The aim of forest bathing is to slow down and become immersed in the natural environment. Without purpose or goal other than opening your senses. That’s right, no staring at your smartphone! Your brain and body are largely hard-wired to sync with the laws of nature. That’s why most people feel an intrinsic pull to it.

Bound to a screen 24/7 in buildings with climate control doesn’t do us any good. More and more people in cities experience high levels of stress, symptoms of depression and burnouts. One way to combat these issues is by simply spending more time in nature. Surrounded by trees, fresh air, dirt, animals and insects. When our senses get to take in nature like the sounds of a babbling brook, the grounding scent of earth in a forest or even the sight of a park in the middle of a city, it triggers many benefits within our bodies.

A Japanese study published in 2009 compared the effects of walking in the city to taking a forest walk. Both activities required the same amount of physical activity, but researchers found that the forest environment led to more significant reductions in blood pressure and stress hormones.

The Japanese practice of forest bathing is also said to benefit physical and mental health because you inhale beneficial bacteria, plant-derived essential oils (collectively known as phytoncide) and negatively charged ions via forest air.

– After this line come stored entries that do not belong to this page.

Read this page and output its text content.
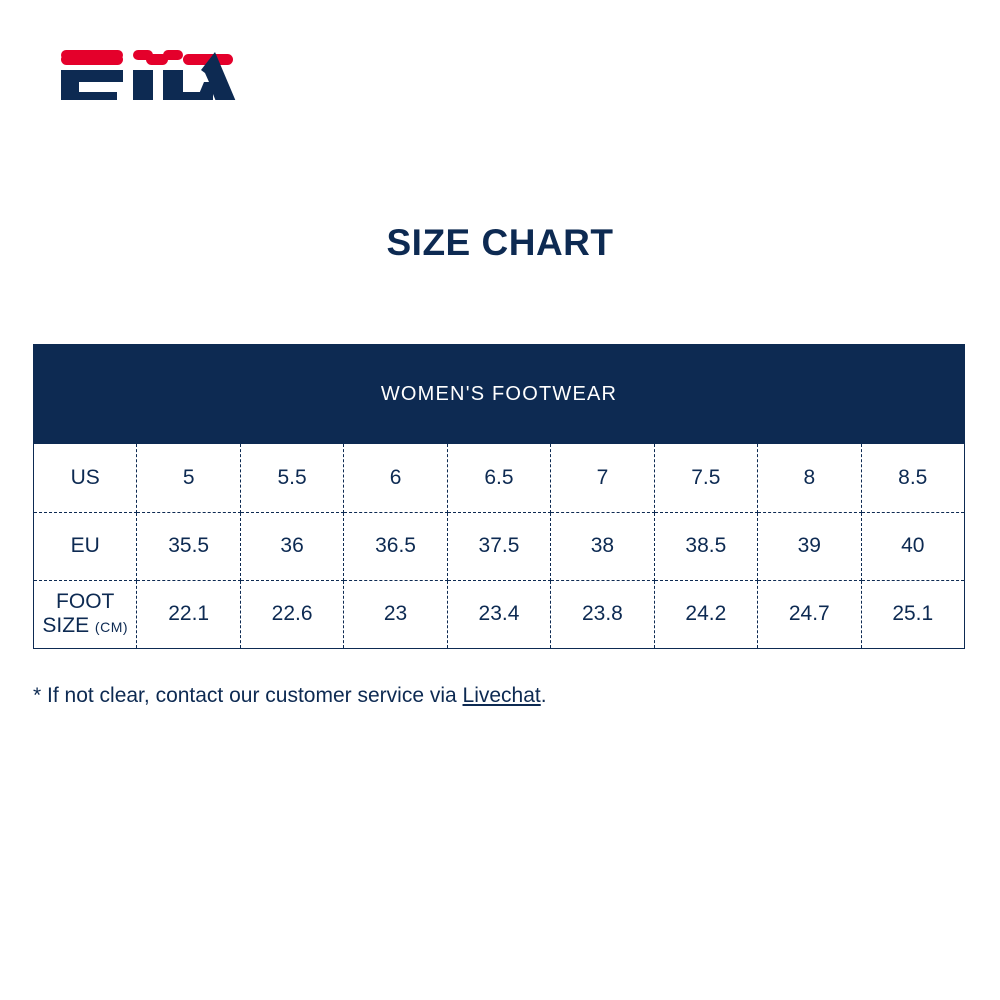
SIZE CHART
WOMEN'S FOOTWEAR								
US	5	5.5	6	6.5	7	7.5	8	8.5
EU	35.5	36	36.5	37.5	38	38.5	39	40
FOOT SIZE (CM)	22.1	22.6	23	23.4	23.8	24.2	24.7	25.1
* If not clear, contact our customer service via Livechat.
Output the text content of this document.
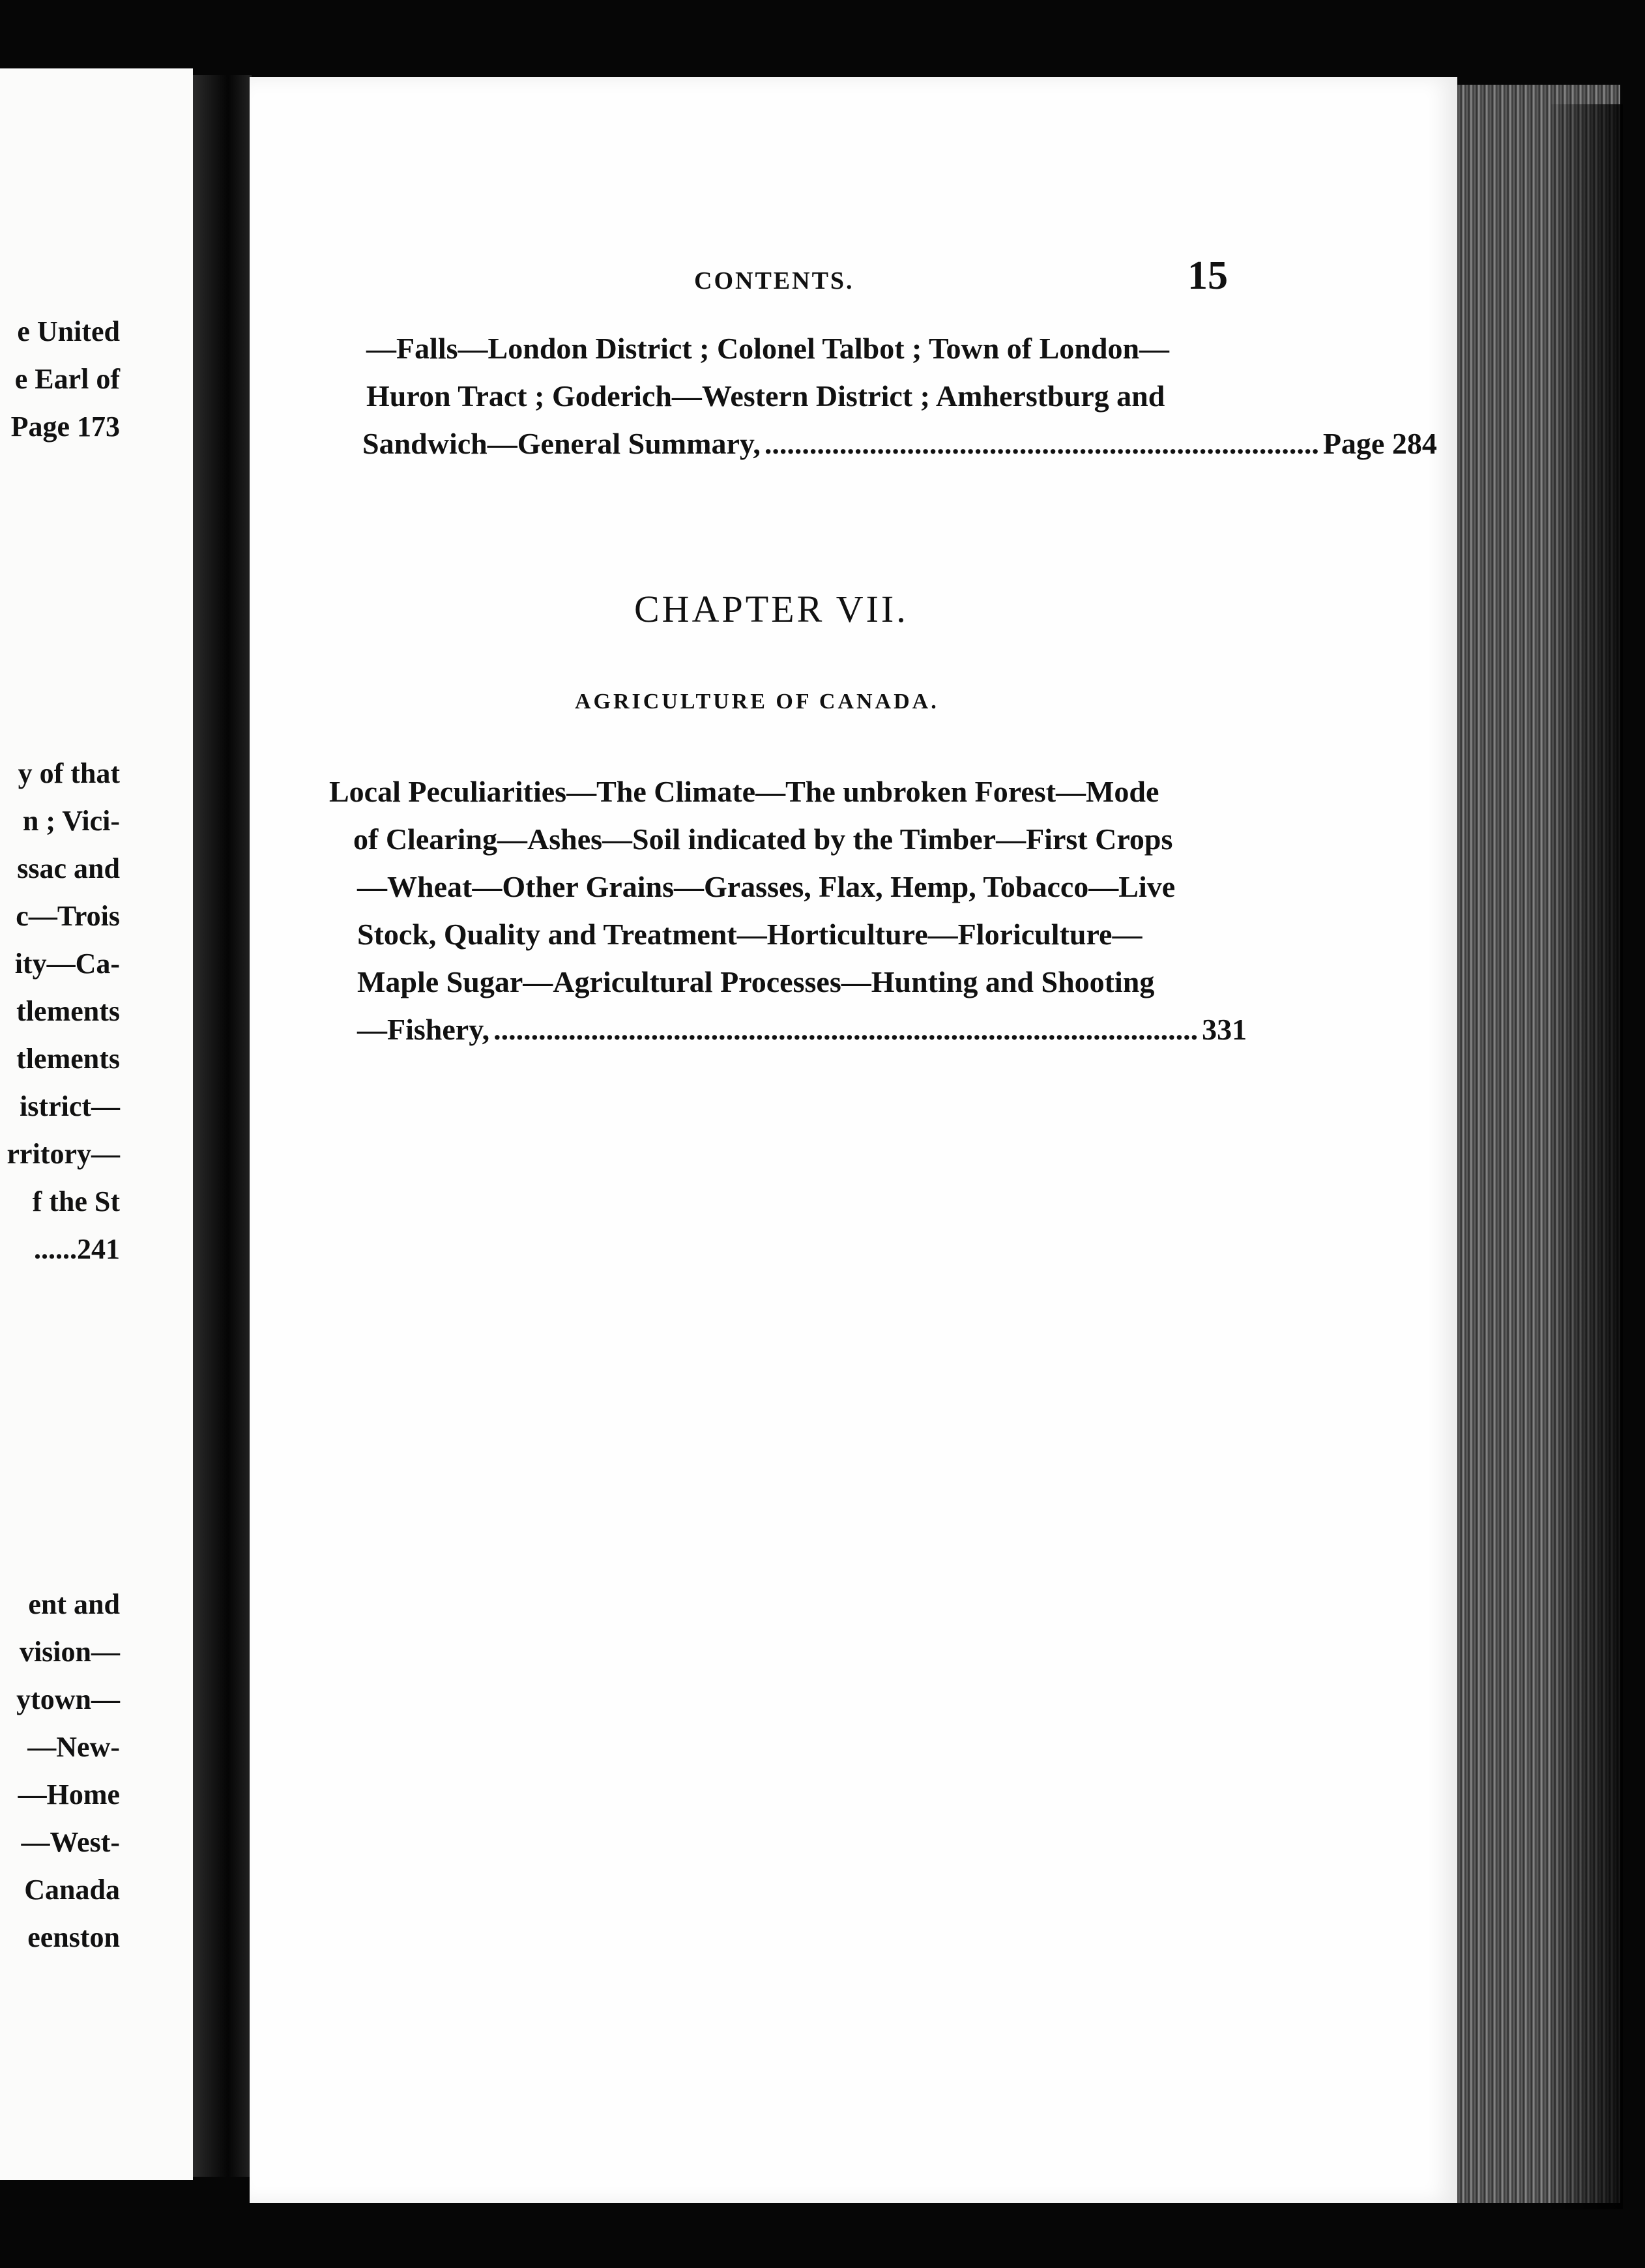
e United
e Earl of
Page 173
y of that
n ; Vici-
ssac and
c—Trois
ity—Ca-
tlements
tlements
istrict—
rritory—
f the St
......241
ent and
vision—
ytown—
—New-
—Home
—West-
Canada
eenston
CONTENTS.	15
—Falls—London District ; Colonel Talbot ; Town of London—
Huron Tract ; Goderich—Western District ; Amherstburg and
Sandwich—General Summary, .......................................................................... Page 284
CHAPTER VII.
AGRICULTURE OF CANADA.
Local Peculiarities—The Climate—The unbroken Forest—Mode
of Clearing—Ashes—Soil indicated by the Timber—First Crops
—Wheat—Other Grains—Grasses, Flax, Hemp, Tobacco—Live
Stock, Quality and Treatment—Horticulture—Floriculture—
Maple Sugar—Agricultural Processes—Hunting and Shooting
—Fishery, .............................................................................................. 331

A study on forest bathing’s psychological effects surveyed 498 healthy volunteers, twice in a forest and twice in control environments. The subjects showed significantly reduced hostility and depression scores, coupled with increased liveliness, after exposure to trees. Forest environments can be viewed as therapeutic landscapes according to the researchers. ‘Therapy trails’ can perhaps persuade more people to re-connect with nature.

Luckily, city dwellers can benefit from the effects of trees too, with a visit to the park. Brief exposure to greenery in urban environments can relieve stress levels. Experts have recommended “doses of nature” as part of treatment of attention disorders in children.

So when was the last time you gave your senses some fresh natural input? If possible, spend time in nature daily. Take a daily walk or lunch in the park. And when time allows, immerse yourself fully in nature by taking a forest bath.